One major change in the design involved replacing the C-119’s tricycle landing gear with an entirely new four-wheel undercarriage, with all four components built into the twin booms. The aircraft’s ground clearance could be adjusted by raising or lowering the height of the landing gear, thus easily accommodating different-sized cargo pods. The cargo pod itself was supported on four small wheels of its own, so it could be easily maneuvered on the ground independent of the aircraft. Once positioned underneath the fuselage, the pod was raised into position by electric winches built into the four corners of the fuselage, and then locked into place with ball-and-socket joints. The seam between fuselage and pod was then sealed by means of an inflatable gasket.

The XC-120 was intended to be deployed to forward landing fields, where it would quickly deposit its pod and take off again. This greatly reduced the loiter time on the ground, when the airplane was most vulnerable while it was laboriously unloaded. Then, while the forward ground personnel were unloading the pod, the Pack Plane would make another trip to retrieve a new pod. On its return to the forward base, the plane would drop off the new pod and return home with the emptied one.

As often seems to be the case with unusual postwar designs like this, it turns out the Germans came up with a similar concept during World War II. Like the XC-120, the Fieseler Fi-333 was designed to transport modular cargo containers. The German design was more awkward, however, featuring a long, slender fuselage fitted with a fixed tailwheel undercarriage, and its proposed cargo pods would have been considerably smaller than the Pack Plane’s.
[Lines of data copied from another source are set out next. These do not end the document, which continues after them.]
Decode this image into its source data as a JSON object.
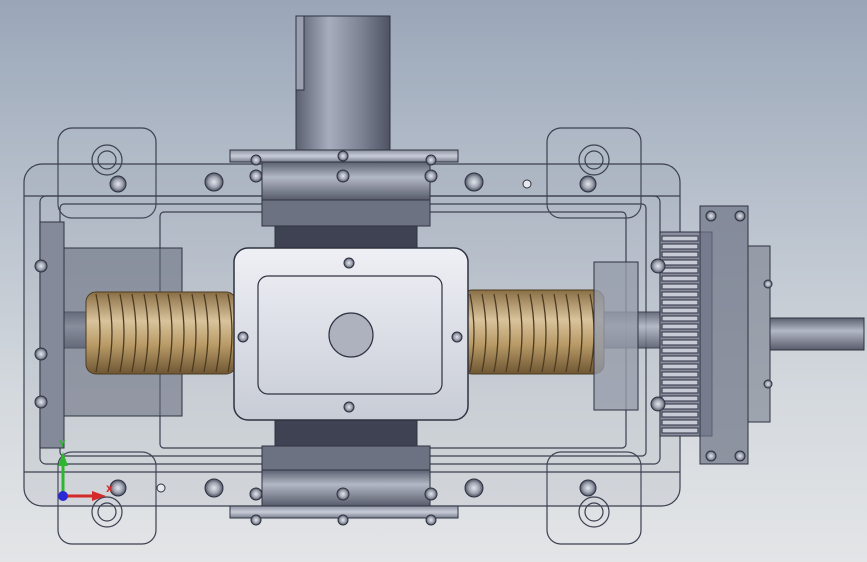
{
  "viewport": {
    "background_top": "#9aa6b8",
    "background_bottom": "#e3e5e7"
  },
  "model": {
    "view": "top",
    "display_mode": "transparent-shaded",
    "worm_color": "#b89a66",
    "housing_color": "#5a6274"
  },
  "triad": {
    "y_label": "Y",
    "x_label": "X",
    "y_color": "#2fb52f",
    "x_color": "#d42a2a",
    "z_color": "#2a2ad4"
  }
}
In any case, the Fi-333 never got beyond the drawing board, and remained nothing more than a design project. 

Test flights revealed that the Pack Plane flew well when carrying its assigned load, but was grossly unstable without its cargo pod attached. (National Archives)
Test flights revealed that the Pack Plane flew well when carrying its assigned load, but was grossly unstable without its cargo pod attached. (National Archives)

In many ways the XC-120 was very similar in concept to that of the modern shipborne intermodal cargo container, which has almost completely taken over the international cargo transportation business. But while the Pack Plane flew for the first time on August 11, 1950, the maiden voyage of the first container ship did not occur until April 1956.

The XC-120 had a wingspan of 109 feet and an 82-foot fuselage. The prototype’s maximum gross weight was 64,000 pounds, including a 20,000-pound cargo capacity. Operated by a five-man crew, the aircraft was powered by two 3,250-hp Pratt & Whitney R-4360 radial engines and had a top speed of 258 mph.

The XC-120 was tested extensively during 1950, and was widely publicized in the media of the day. In spite of its innovative design, however, in the end the U.S. Air Force did not accept it. Although it flew well with a cargo pod attached, the aircraft proved to be unstable without it. This phenomenon was specifically attested to by James Winnie, who served as flight engineer during the plane’s test flights at Eglin Air Force Base in Florida. “Glad they only made one,” was his terse comment.

Given time the stability problem might have been sorted out, but the outbreak of the Korean War, and the consequent need for increased C-119 production, seems to have put an end to Fairchild’s development of the Pack Plane. Nevertheless, the XC-120 remains an intriguing aviation concept that was ahead of its time in 1950, and may still be so today.